The incident provides valuable lessons for companies of all sizes. Here are some key takeaways:

  1. Backups and Redundancies Are Vital:
    • Having at least one backup stored offsite or with a 4th party cloud provider.
    • UniSuper had backups in place, but the misconfiguration led to deletion across both geographies. Having backups with another service provider helped minimize data loss.
    • Lesson: Diversify backup solutions and ensure geographical redundancy to mitigate risks.
  2. Retention Periods for Data:
    • Customer data should remain available for a reasonable period post-subscription and not be immediately deleted unless directed by the customer.
    • Lesson: Review data retention policies to prevent accidental data loss.
  3. Disaster Recovery Planning:
    • UniSuper’s outage underscores the need for robust Disaster Recovery (DR) planning.
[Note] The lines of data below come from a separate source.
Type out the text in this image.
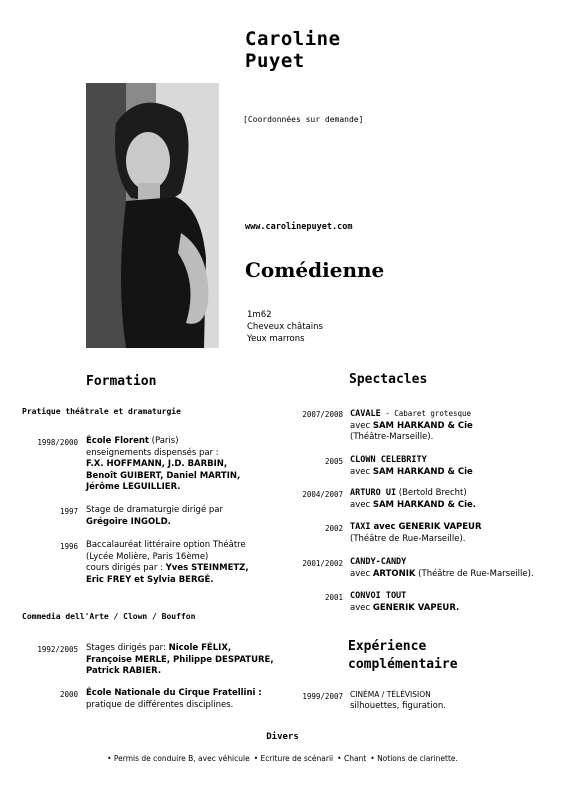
Caroline
Puyet
[Coordonnées sur demande]
www.carolinepuyet.com
Comédienne
1m62
Cheveux châtains
Yeux marrons
Formation
Pratique théâtrale et dramaturgie
1998/2000 École Florent (Paris)
enseignements dispensés par :
F.X. HOFFMANN, J.D. BARBIN,
Benoît GUIBERT, Daniel MARTIN,
Jérôme LEGUILLIER.
1997 Stage de dramaturgie dirigé par
Grégoire INGOLD.
1996 Baccalauréat littéraire option Théâtre
(Lycée Molière, Paris 16ème)
cours dirigés par : Yves STEINMETZ,
Eric FREY et Sylvia BERGÉ.
Commedia dell'Arte / Clown / Bouffon
1992/2005 Stages dirigés par: Nicole FÉLIX,
Françoise MERLE, Philippe DESPATURE,
Patrick RABIER.
2000 École Nationale du Cirque Fratellini :
pratique de différentes disciplines.
Spectacles
2007/2008 CAVALE - Cabaret grotesque
avec SAM HARKAND & Cie
(Théâtre-Marseille).
2005 CLOWN CELEBRITY
avec SAM HARKAND & Cie
2004/2007 ARTURO UI (Bertold Brecht)
avec SAM HARKAND & Cie.
2002 TAXI avec GENERIK VAPEUR
(Théâtre de Rue-Marseille).
2001/2002 CANDY-CANDY
avec ARTONIK (Théâtre de Rue-Marseille).
2001 CONVOI TOUT
avec GENERIK VAPEUR.
Expérience
complémentaire
1999/2007 CINÉMA / TÉLÉVISION
silhouettes, figuration.
Divers
• Permis de conduire B, avec véhicule • Ecriture de scénarii • Chant • Notions de clarinette.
Organizations should prepare for all disaster scenarios.
    • Lesson: Invest in comprehensive DR strategies to minimize downtime and data loss.
  4. Avoid Relying Solely on a Single Cloud Provider:
    • Even reputable cloud providers like Google Cloud can experience misconfigurations or incidents.
    • Lesson: Distribute critical services across multiple providers to reduce dependency and risk.
  5. Transparency and Incident Response:
    • Google’s openness about the incident is commendable. Transparency helps others learn from mistakes.
    • Lesson: Be transparent about incidents, conduct internal reviews, and take preventive measures.